Mrs. Hancock wondered if this was really true. Her generosity about taking the table to India, which so neatly introduced the next topic, had been an unpremeditated flash. Of course, if Elizabeth did not want to play patience, there was no kind of reason for getting a new table. But luckily at this moment she remembered "King of Mexico," which, employing four packs, could not be properly laid out on the table she at present used.

"My dear, I am determined you shall have a table of your own," she said, "to take to India with you if you wish. And perhaps you noticed that I said 'when you go,' and repeated it. That brings me on to my second plan. I should enjoy, dear, I should really enjoy your stopping on here after Edith and Edward are married; then you will no longer share the little treats, like having a drive in my motor, with Edith, but you can come out in it whenever I go, twice a day if you like. And if you like, you shall have Edith's room, and I shall make Mrs. Williams and Lind and all of them quite understand that you are to take Edith's place. You shan't be a visitor any more. Arundel shall be your English home."

"Oh, Aunt Julia——!" began Elizabeth.

"No; wait a minute. You shall have all my plans together. Here you will be all October, with your own patience-table, and Edith's room, until I go to Egypt in November. And then, and then, my dear, you shall come with me. I have written to your father, and we have quite arranged it. You will be absolutely one of our party, and when Edith and Edward join us, as they will do at Cairo—oh, look at those starlings, what a quantity!—when they join us at Cairo we will all go up the Nile together and see everything there is to be seen. How busy we shall be, you and I, all October, my dear, reading all sorts of learned books; I am sure you will read aloud very well with a little practice. We shall be quite a pair of blue-stockings when we meet Edith and Edward again, and be able to tell them all sorts of interesting things about the Greeks and ancient Egyptians.

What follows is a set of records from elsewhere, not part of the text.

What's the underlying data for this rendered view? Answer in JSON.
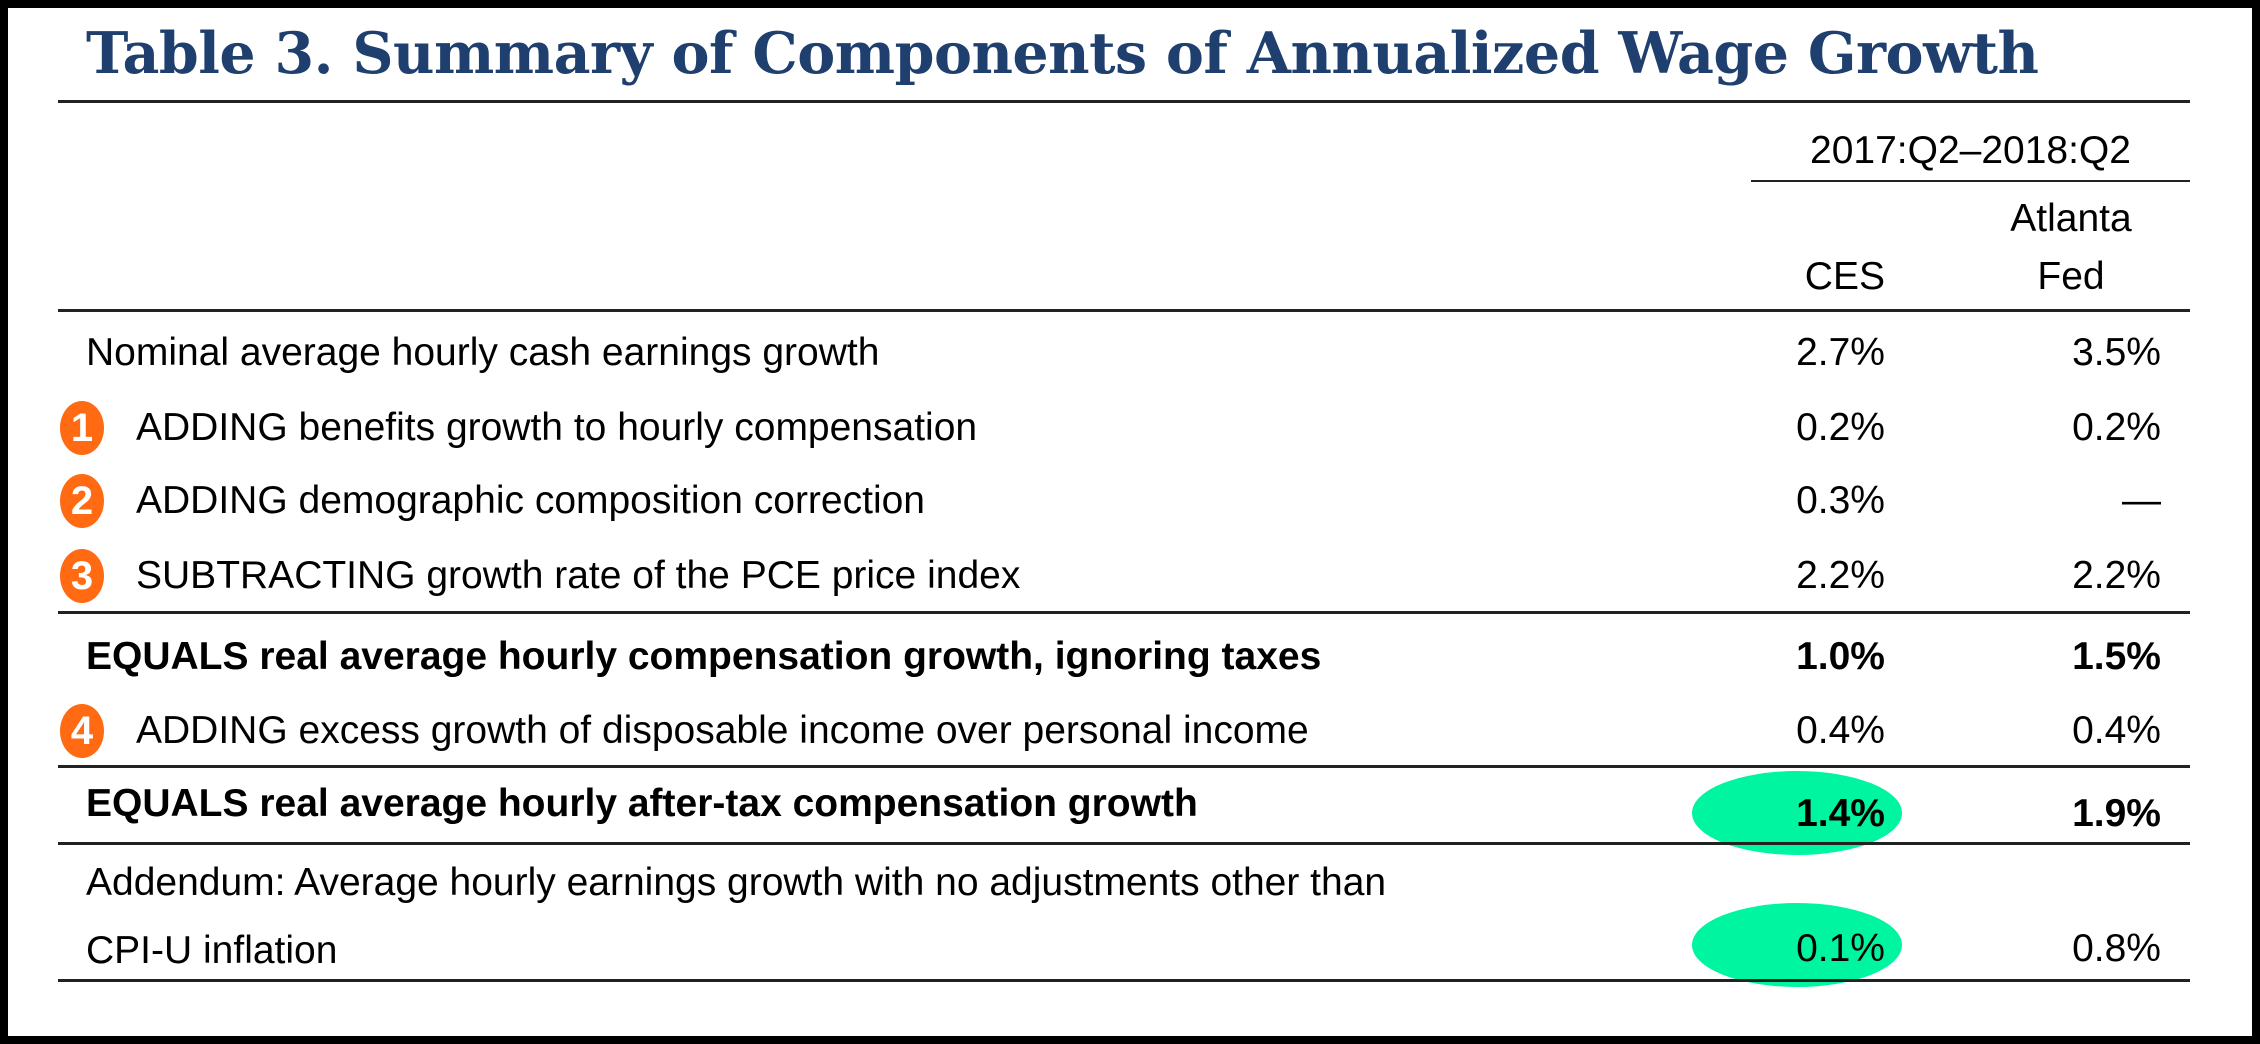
{
  "title": "Table 3. Summary of Components of Annualized Wage Growth",
  "header": {
    "period": "2017:Q2–2018:Q2",
    "col_ces": "CES",
    "col_atlanta_line1": "Atlanta",
    "col_atlanta_line2": "Fed"
  },
  "rows": [
    {
      "label": "Nominal average hourly cash earnings growth",
      "ces": "2.7%",
      "atlanta": "3.5%"
    },
    {
      "badge": "1",
      "label": "ADDING benefits growth to hourly compensation",
      "ces": "0.2%",
      "atlanta": "0.2%"
    },
    {
      "badge": "2",
      "label": "ADDING demographic composition correction",
      "ces": "0.3%",
      "atlanta": "—"
    },
    {
      "badge": "3",
      "label": "SUBTRACTING growth rate of the PCE price index",
      "ces": "2.2%",
      "atlanta": "2.2%"
    },
    {
      "label": "EQUALS real average hourly compensation growth, ignoring taxes",
      "ces": "1.0%",
      "atlanta": "1.5%"
    },
    {
      "badge": "4",
      "label": "ADDING excess growth of disposable income over personal income",
      "ces": "0.4%",
      "atlanta": "0.4%"
    },
    {
      "label": "EQUALS real average hourly after-tax compensation growth",
      "ces": "1.4%",
      "atlanta": "1.9%"
    }
  ],
  "addendum": {
    "label_line1": "Addendum: Average hourly earnings growth with no adjustments other than",
    "label_line2": "CPI-U inflation",
    "ces": "0.1%",
    "atlanta": "0.8%"
  },
  "colors": {
    "title": "#1f3f6e",
    "badge": "#ff6a13",
    "highlight": "#00f5a0"
  }
}
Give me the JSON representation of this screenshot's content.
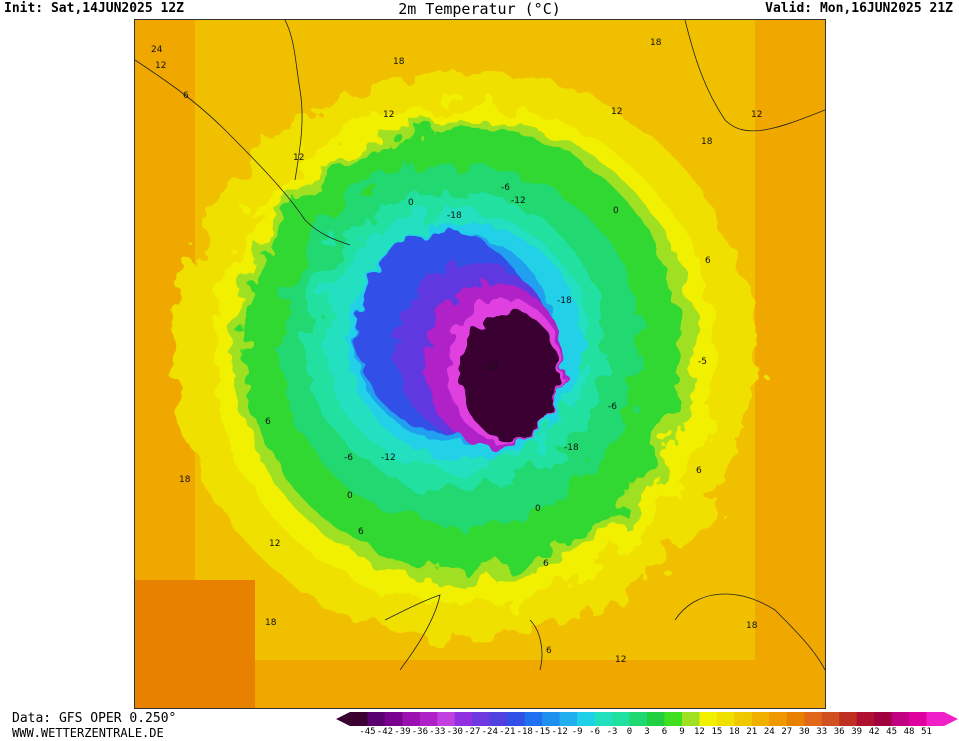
{
  "header": {
    "init": "Init: Sat,14JUN2025 12Z",
    "title": "2m Temperatur (°C)",
    "valid": "Valid: Mon,16JUN2025 21Z"
  },
  "footer": {
    "data_source": "Data: GFS OPER 0.250°",
    "website": "WWW.WETTERZENTRALE.DE"
  },
  "colorbar": {
    "ticks": [
      "-45",
      "-42",
      "-39",
      "-36",
      "-33",
      "-30",
      "-27",
      "-24",
      "-21",
      "-18",
      "-15",
      "-12",
      "-9",
      "-6",
      "-3",
      "0",
      "3",
      "6",
      "9",
      "12",
      "15",
      "18",
      "21",
      "24",
      "27",
      "30",
      "33",
      "36",
      "39",
      "42",
      "45",
      "48",
      "51"
    ],
    "colors": [
      "#3a0030",
      "#5a0070",
      "#7a0090",
      "#9a10b0",
      "#b020c8",
      "#c040e0",
      "#9030e0",
      "#7038e0",
      "#5040e0",
      "#3050e8",
      "#2070f0",
      "#2090f0",
      "#20b0f0",
      "#20d0e8",
      "#20e0c0",
      "#20e0a0",
      "#20d870",
      "#20d040",
      "#40e020",
      "#a0e020",
      "#f0f000",
      "#f0e000",
      "#f0c800",
      "#f0b000",
      "#f09800",
      "#e88000",
      "#e06818",
      "#d05020",
      "#c03020",
      "#b01030",
      "#a00040",
      "#c00080",
      "#e000a0",
      "#f020c8"
    ]
  },
  "map": {
    "contour_labels": [
      {
        "text": "24"
      },
      {
        "text": "12"
      },
      {
        "text": "18"
      },
      {
        "text": "18"
      },
      {
        "text": "12"
      },
      {
        "text": "12"
      },
      {
        "text": "6"
      },
      {
        "text": "12"
      },
      {
        "text": "12"
      },
      {
        "text": "18"
      },
      {
        "text": "-6"
      },
      {
        "text": "-12"
      },
      {
        "text": "0"
      },
      {
        "text": "0"
      },
      {
        "text": "-18"
      },
      {
        "text": "6"
      },
      {
        "text": "-18"
      },
      {
        "text": "-18"
      },
      {
        "text": "-5"
      },
      {
        "text": "-6"
      },
      {
        "text": "6"
      },
      {
        "text": "-6"
      },
      {
        "text": "-12"
      },
      {
        "text": "-18"
      },
      {
        "text": "6"
      },
      {
        "text": "0"
      },
      {
        "text": "0"
      },
      {
        "text": "18"
      },
      {
        "text": "6"
      },
      {
        "text": "12"
      },
      {
        "text": "6"
      },
      {
        "text": "18"
      },
      {
        "text": "6"
      },
      {
        "text": "12"
      },
      {
        "text": "18"
      }
    ]
  }
}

We will take your patience-table with us, for it shuts up more conveniently than any table I have ever seen, and I dare say I shall often ask you for the loan of it, if you will be so kind as to lend it me. And then we shall all come down the Nile together, such a happy party, and I know very well, dear Elizabeth, that when we come to part, and you go on to India from wherever it is that the boats call, I for one shall miss you very much indeed."

Mrs. Hancock had warmed herself up into the most pleasurable glow of generosity, and felt that all these wonderful plans, which, as a matter of fact, had been made solely with a view to her own comfort, were entirely due to her altruistic desire for Elizabeth's delight. Her self-deception was complete and triumphant; she had for the time quite lost sight of the undoubted fact that she had thought of herself and herself only in the making of them. She had secured an excuse for a new patience-table, a companion during what would have otherwise been a month of loneliness, and, at no expense to herself, of somebody who would look after her in Egypt and be devoted to her comfort. She fully expected a burst of gratitude, a rapturous and scarcely credulous assent from the girl.

Elizabeth sat quite silent for a moment.

"Oh, Aunt Julia, it is sweet of you," she said, "but I think it is all quite impossible. I must go back to India; I must get back to father."